Mechanisms for Intracellular Calcium Regulation in Heart : I. Stopped-Flow Measurements of Ca++ Uptake by Cardiac Mitochondria

Initial velocities of energy-dependent Ca⁺⁺ uptake were measured by stopped-flow and dual-wavelength techniques in mitochondria isolated from hearts of rats, guinea pigs, squirrels, pigeons, and frogs. The rate of Ca⁺⁺ uptake by rat heart mitochondria was 0.05 nmol/mg/s at 5 µM Ca⁺⁺ and increased sigmoidally to 8 nmol/mg/s at 200 µM Ca⁺⁺. A Hill plot of the data yields a straight line with slope n of 2, indicating a cooperativity for Ca⁺⁺ transport in cardiac mitochondria.
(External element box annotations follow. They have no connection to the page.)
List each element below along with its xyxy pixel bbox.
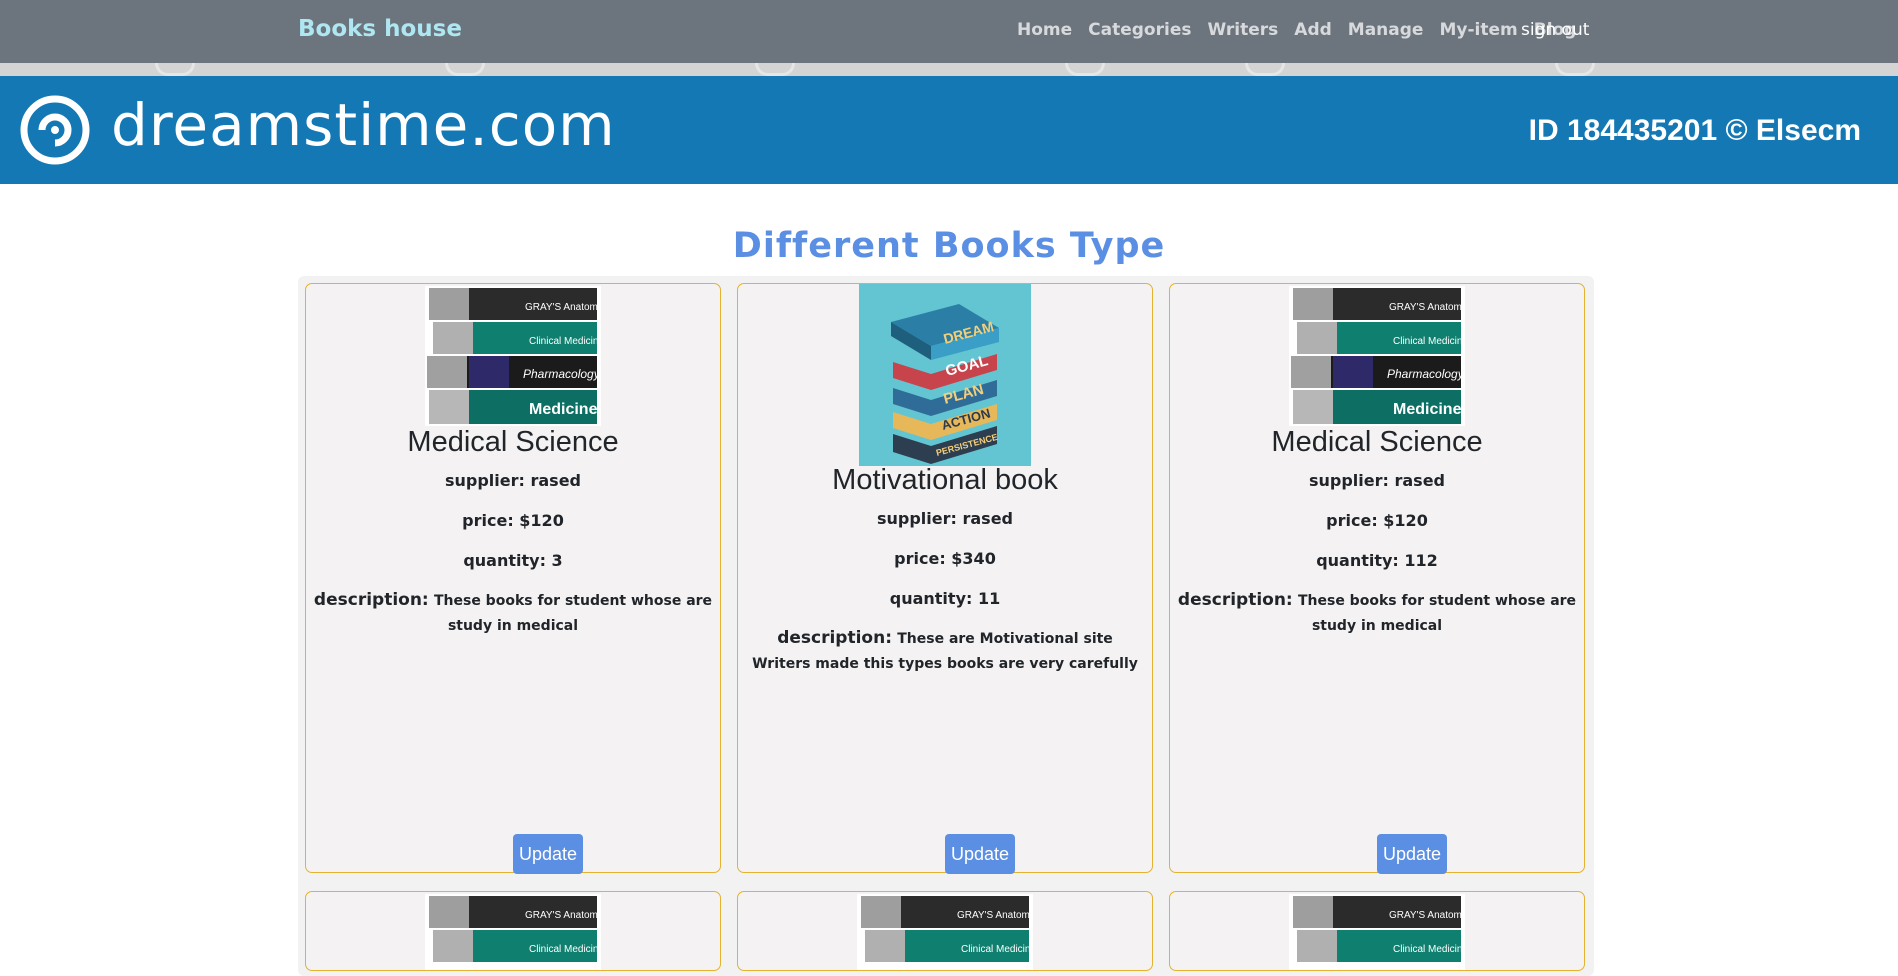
book-quantity: quantity: 3 bbox=[463, 551, 563, 570]
book-cover-label: Clinical Medicine bbox=[529, 336, 601, 347]
motivational-books-image: DREAM GOAL PLAN ACTION PERSISTENCE bbox=[859, 284, 1031, 466]
book-title: Motivational book bbox=[832, 464, 1058, 496]
medical-books-image: GRAY'S Anatomy Clinical Medicine bbox=[857, 894, 1033, 970]
book-card: DREAM GOAL PLAN ACTION PERSISTENCE Motiv… bbox=[737, 283, 1153, 874]
book-card: GRAY'S Anatomy Clinical Medicine Pharmac… bbox=[305, 283, 721, 874]
book-price: price: $120 bbox=[462, 511, 564, 530]
book-title: Medical Science bbox=[1271, 426, 1483, 458]
book-price: price: $120 bbox=[1326, 511, 1428, 530]
swirl-decoration bbox=[1245, 63, 1285, 76]
navbar: Books house Home Categories Writers Add … bbox=[0, 0, 1898, 63]
book-quantity: quantity: 11 bbox=[889, 589, 1001, 608]
sign-out-link[interactable]: sign out bbox=[1521, 20, 1589, 40]
book-cover-label: Clinical Medicine bbox=[1393, 944, 1465, 955]
banner-site-name: dreamstime.com bbox=[111, 91, 616, 159]
book-card: GRAY'S Anatomy Clinical Medicine Pharmac… bbox=[1169, 283, 1585, 874]
book-cover-label: Medicine bbox=[529, 401, 598, 418]
book-supplier: supplier: rased bbox=[444, 471, 581, 490]
nav-link-add[interactable]: Add bbox=[1294, 20, 1332, 44]
nav-link-my-item[interactable]: My-item bbox=[1439, 20, 1517, 44]
update-button[interactable]: Update bbox=[1377, 834, 1447, 874]
banner-pattern-strip bbox=[0, 63, 1898, 76]
medical-books-image: GRAY'S Anatomy Clinical Medicine Pharmac… bbox=[1289, 286, 1465, 426]
book-cover-label: GRAY'S Anatomy bbox=[957, 910, 1033, 921]
medical-books-image: GRAY'S Anatomy Clinical Medicine bbox=[1289, 894, 1465, 970]
nav-link-writers[interactable]: Writers bbox=[1207, 20, 1278, 44]
book-card: GRAY'S Anatomy Clinical Medicine bbox=[737, 891, 1153, 971]
update-button[interactable]: Update bbox=[945, 834, 1015, 874]
banner-image-id: ID 184435201 © Elsecm bbox=[1528, 114, 1861, 147]
description-label: description: bbox=[313, 590, 429, 610]
book-cover-label: GRAY'S Anatomy bbox=[525, 910, 601, 921]
swirl-decoration bbox=[1065, 63, 1105, 76]
description-label: description: bbox=[1177, 590, 1293, 610]
book-card: GRAY'S Anatomy Clinical Medicine bbox=[1169, 891, 1585, 971]
swirl-decoration bbox=[755, 63, 795, 76]
dreamstime-swirl-icon bbox=[20, 95, 90, 165]
description-text: These books for student whose are study … bbox=[433, 593, 713, 634]
book-cover-label: Medicine bbox=[1393, 401, 1462, 418]
book-description: description: These books for student who… bbox=[1174, 588, 1580, 638]
description-text: These books for student whose are study … bbox=[1297, 593, 1577, 634]
section-title: Different Books Type bbox=[732, 226, 1166, 266]
books-grid: GRAY'S Anatomy Clinical Medicine Pharmac… bbox=[298, 276, 1594, 976]
book-cover-label: Clinical Medicine bbox=[961, 944, 1033, 955]
medical-books-image: GRAY'S Anatomy Clinical Medicine Pharmac… bbox=[425, 286, 601, 426]
book-supplier: supplier: rased bbox=[1308, 471, 1445, 490]
book-cover-label: GRAY'S Anatomy bbox=[1389, 910, 1465, 921]
book-description: description: These books for student who… bbox=[310, 588, 716, 638]
medical-books-image: GRAY'S Anatomy Clinical Medicine bbox=[425, 894, 601, 970]
nav-link-home[interactable]: Home bbox=[1017, 20, 1072, 44]
book-cover-label: GRAY'S Anatomy bbox=[525, 302, 601, 313]
book-cover-label: GRAY'S Anatomy bbox=[1389, 302, 1465, 313]
book-cover-label: Pharmacology bbox=[1387, 367, 1465, 381]
hero-banner: dreamstime.com ID 184435201 © Elsecm bbox=[0, 76, 1898, 184]
description-label: description: bbox=[777, 628, 892, 648]
book-quantity: quantity: 112 bbox=[1316, 551, 1438, 570]
nav-link-categories[interactable]: Categories bbox=[1088, 20, 1191, 44]
book-title: Medical Science bbox=[407, 426, 619, 458]
swirl-decoration bbox=[1555, 63, 1595, 76]
book-supplier: supplier: rased bbox=[876, 509, 1013, 528]
brand-logo[interactable]: Books house bbox=[298, 16, 462, 42]
swirl-decoration bbox=[445, 63, 485, 76]
book-cover-label: Clinical Medicine bbox=[1393, 336, 1465, 347]
update-button[interactable]: Update bbox=[513, 834, 583, 874]
swirl-decoration bbox=[155, 63, 195, 76]
book-cover-label: Clinical Medicine bbox=[529, 944, 601, 955]
nav-links: Home Categories Writers Add Manage My-it… bbox=[1017, 20, 1576, 44]
nav-link-manage[interactable]: Manage bbox=[1348, 20, 1424, 44]
book-card: GRAY'S Anatomy Clinical Medicine bbox=[305, 891, 721, 971]
book-cover-label: Pharmacology bbox=[523, 367, 601, 381]
book-description: description: These are Motivational site… bbox=[750, 626, 1140, 676]
book-price: price: $340 bbox=[894, 549, 996, 568]
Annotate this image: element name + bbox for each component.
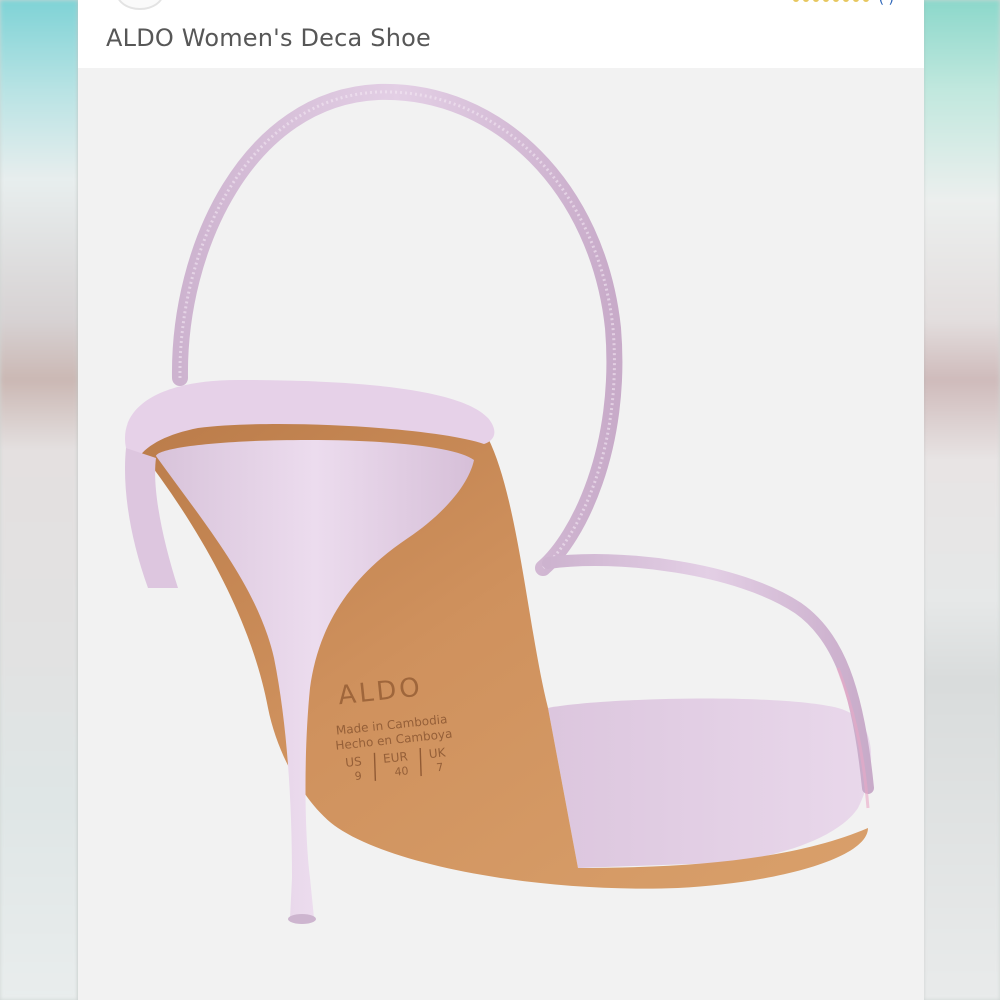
sole-size-eur-value: 40 — [394, 764, 409, 778]
blurred-background-left — [0, 0, 78, 1000]
sole-size-us-value: 9 — [354, 769, 362, 783]
sole-size-uk-value: 7 — [436, 761, 444, 775]
review-count-partial: (·) — [879, 0, 894, 6]
product-title[interactable]: ALDO Women's Deca Shoe — [106, 24, 431, 52]
card-header: (·) ALDO Women's Deca Shoe — [78, 0, 924, 68]
product-card[interactable]: (·) ALDO Women's Deca Shoe — [78, 0, 924, 1000]
avatar[interactable] — [116, 0, 164, 10]
star-rating[interactable]: (·) — [792, 0, 894, 6]
sole-size-eur-label: EUR — [382, 749, 408, 766]
sole-size-us-label: US — [345, 754, 363, 770]
sole-size-uk-label: UK — [428, 745, 447, 761]
star-icon — [862, 0, 869, 2]
star-icon — [842, 0, 849, 2]
star-icon — [852, 0, 859, 2]
footbed — [548, 698, 872, 868]
star-icon — [802, 0, 809, 2]
blurred-background-right — [922, 0, 1000, 1000]
sandal-illustration: ALDO Made in Cambodia Hecho en Camboya U… — [124, 83, 874, 924]
star-icon — [832, 0, 839, 2]
star-icon — [792, 0, 799, 2]
product-image[interactable]: ALDO Made in Cambodia Hecho en Camboya U… — [78, 68, 924, 1000]
star-icon — [812, 0, 819, 2]
star-icon — [822, 0, 829, 2]
heel-tip — [288, 914, 316, 924]
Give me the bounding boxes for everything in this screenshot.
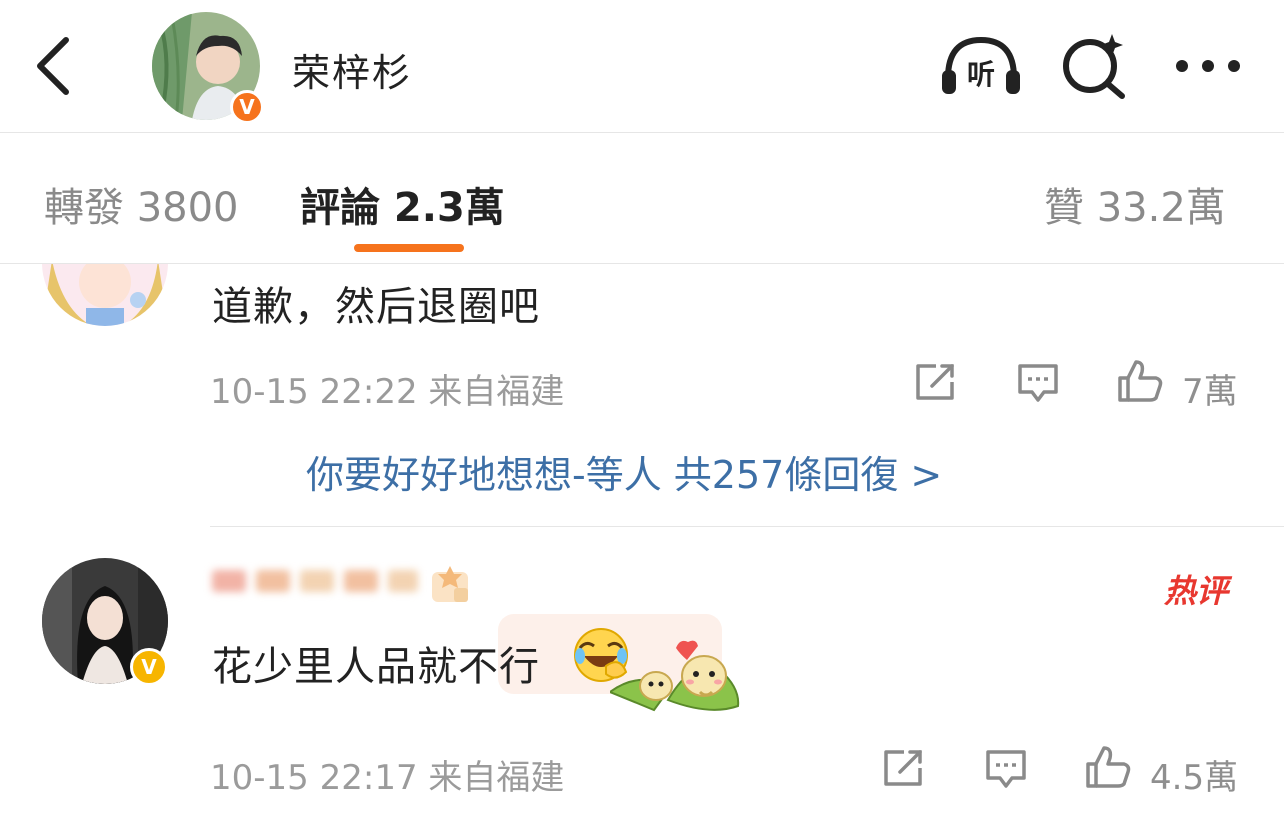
tab-likes[interactable]: 贊 33.2萬: [1044, 175, 1226, 233]
comment-location: 来自福建: [428, 372, 565, 412]
comment-time: 10-15 22:17: [210, 758, 418, 798]
comment-icon: [986, 750, 1026, 788]
search-sparkle-icon: [1063, 34, 1125, 99]
comment-location: 来自福建: [428, 758, 565, 798]
tab-bar: 轉發 3800 評論 2.3萬 贊 33.2萬: [0, 133, 1284, 264]
top-bar: V 荣梓杉 听: [0, 0, 1284, 133]
hot-comment-badge: 热评: [1164, 572, 1229, 610]
author-name[interactable]: 荣梓杉: [292, 42, 412, 97]
thumbs-up-icon: [1118, 360, 1163, 402]
zongzi-sticker-icon: [607, 630, 746, 714]
fan-level-icon: [430, 562, 470, 604]
tab-comments[interactable]: 評論 2.3萬: [300, 175, 505, 233]
like-count: 7萬: [1182, 372, 1238, 412]
share-icon: [884, 750, 922, 786]
view-replies-link[interactable]: 你要好好地想想-等人 共257條回復 >: [306, 444, 942, 499]
comment-meta: 10-15 22:22 来自福建: [210, 364, 564, 413]
like-count: 4.5萬: [1150, 758, 1239, 798]
more-dots-icon: [1176, 60, 1240, 72]
share-button[interactable]: [882, 748, 926, 788]
back-button[interactable]: [30, 36, 78, 96]
like-button[interactable]: [1084, 744, 1132, 790]
tab-repost[interactable]: 轉發 3800: [44, 175, 239, 233]
back-arrow-icon: [37, 37, 69, 95]
commenter-name-blurred: [212, 562, 422, 598]
like-button[interactable]: [1116, 358, 1164, 404]
share-icon: [916, 364, 954, 400]
comment-divider: [210, 526, 1284, 527]
headphones-icon: 听: [942, 36, 1020, 94]
comment-time: 10-15 22:22: [210, 372, 418, 412]
share-button[interactable]: [914, 362, 958, 402]
comment-text: 花少里人品就不行: [212, 644, 540, 690]
comment-icon: [1018, 364, 1058, 402]
comment-button[interactable]: [1016, 362, 1060, 404]
listen-label: 听: [967, 58, 995, 91]
verified-badge: V: [130, 648, 168, 686]
comment-button[interactable]: [984, 748, 1028, 790]
listen-button[interactable]: 听: [940, 34, 1022, 98]
comment-meta: 10-15 22:17 来自福建: [210, 750, 564, 799]
thumbs-up-icon: [1086, 746, 1131, 788]
search-button[interactable]: [1060, 30, 1130, 100]
comment-text: 道歉，然后退圈吧: [212, 284, 540, 330]
verified-badge: V: [230, 90, 264, 124]
author-avatar[interactable]: V: [152, 12, 264, 124]
weibo-comments-page: V 荣梓杉 听 轉發 3800 評論 2.3萬 贊 33.2萬 道歉，然后退圈吧…: [0, 0, 1284, 826]
more-button[interactable]: [1174, 54, 1242, 78]
active-tab-indicator: [354, 244, 464, 252]
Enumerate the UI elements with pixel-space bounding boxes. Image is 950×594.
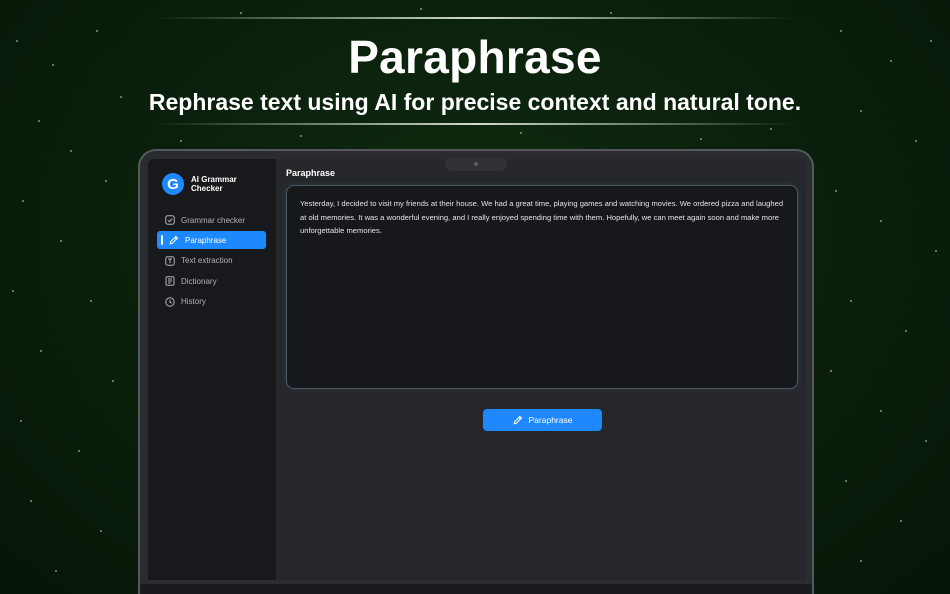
main-panel: Paraphrase Yesterday, I decided to visit… [276, 159, 806, 580]
camera-notch [445, 159, 507, 171]
sidebar-item-label: Grammar checker [181, 215, 246, 225]
book-icon [165, 276, 175, 286]
active-indicator [161, 235, 163, 246]
input-text-area[interactable]: Yesterday, I decided to visit my friends… [286, 185, 798, 389]
app-window: G AI Grammar Checker Grammar checker Par… [148, 159, 806, 580]
sidebar-item-label: Text extraction [181, 256, 233, 266]
subtitle-divider-line [155, 123, 795, 125]
sidebar-item-label: Dictionary [181, 276, 217, 286]
top-divider-line [155, 17, 795, 19]
page-title: Paraphrase [286, 168, 336, 178]
paraphrase-button[interactable]: Paraphrase [483, 409, 602, 431]
sidebar-item-dictionary[interactable]: Dictionary [157, 272, 266, 290]
laptop-frame: G AI Grammar Checker Grammar checker Par… [138, 149, 814, 594]
sidebar-item-text-extraction[interactable]: Text extraction [157, 252, 266, 270]
hero-title: Paraphrase [348, 31, 602, 83]
laptop-bottom-bezel [140, 584, 812, 594]
input-text: Yesterday, I decided to visit my friends… [300, 199, 784, 235]
sidebar-nav: Grammar checker Paraphrase Text extracti… [157, 211, 266, 313]
app-brand: G AI Grammar Checker [162, 173, 251, 195]
paraphrase-button-label: Paraphrase [528, 415, 573, 425]
text-box-icon [165, 256, 175, 266]
app-name: AI Grammar Checker [191, 175, 237, 193]
sidebar-item-history[interactable]: History [157, 293, 266, 311]
sidebar: G AI Grammar Checker Grammar checker Par… [148, 159, 276, 580]
hero-subtitle: Rephrase text using AI for precise conte… [148, 89, 802, 115]
pencil-icon [513, 415, 523, 425]
sidebar-item-label: Paraphrase [185, 235, 227, 245]
check-square-icon [165, 215, 175, 225]
sidebar-item-paraphrase[interactable]: Paraphrase [157, 231, 266, 250]
clock-icon [165, 296, 175, 307]
sidebar-item-grammar-checker[interactable]: Grammar checker [157, 211, 266, 229]
camera-dot [474, 162, 478, 166]
app-logo-icon: G [162, 173, 184, 195]
pencil-icon [169, 235, 179, 245]
sidebar-item-label: History [181, 297, 206, 307]
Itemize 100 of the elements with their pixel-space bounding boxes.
Comparable rates of Ca⁺⁺ uptake and sigmoidal plots were obtained with mitochondria from other mammalian hearts. On the other hand, the rates of Ca⁺⁺ uptake by frog heart mitochondria were higher at any Ca⁺⁺ concentrations. The half-maximal rate of Ca⁺⁺ transport was observed at 30, 60, 72, 87, 92 µM Ca⁺⁺ for cardiac mitochondria from frog, squirrel, pigeon, guinea pig, and rat, respectively. The sigmoidicity and the high apparent K_m render mitochondrial Ca⁺⁺ uptake slow below 10 µM. At these concentrations the rate of Ca⁺⁺ uptake by cardiac mitochondria in vitro and the amount of mitochondria present in the heart are not consistent with the amount of Ca⁺⁺ to be sequestered in vivo during heart relaxation. Therefore, it appears that, at least in mammalian hearts, the energy-linked transport of Ca⁺⁺ by mitochondria is inadequate for regulating the beat-to-beat Ca⁺⁺ cycle. The results obtained and the proposed cooperativity for mitochondrial Ca⁺⁺ uptake are discussed in terms of physiological regulation of intracellular Ca⁺⁺ homeostasis in cardiac cells.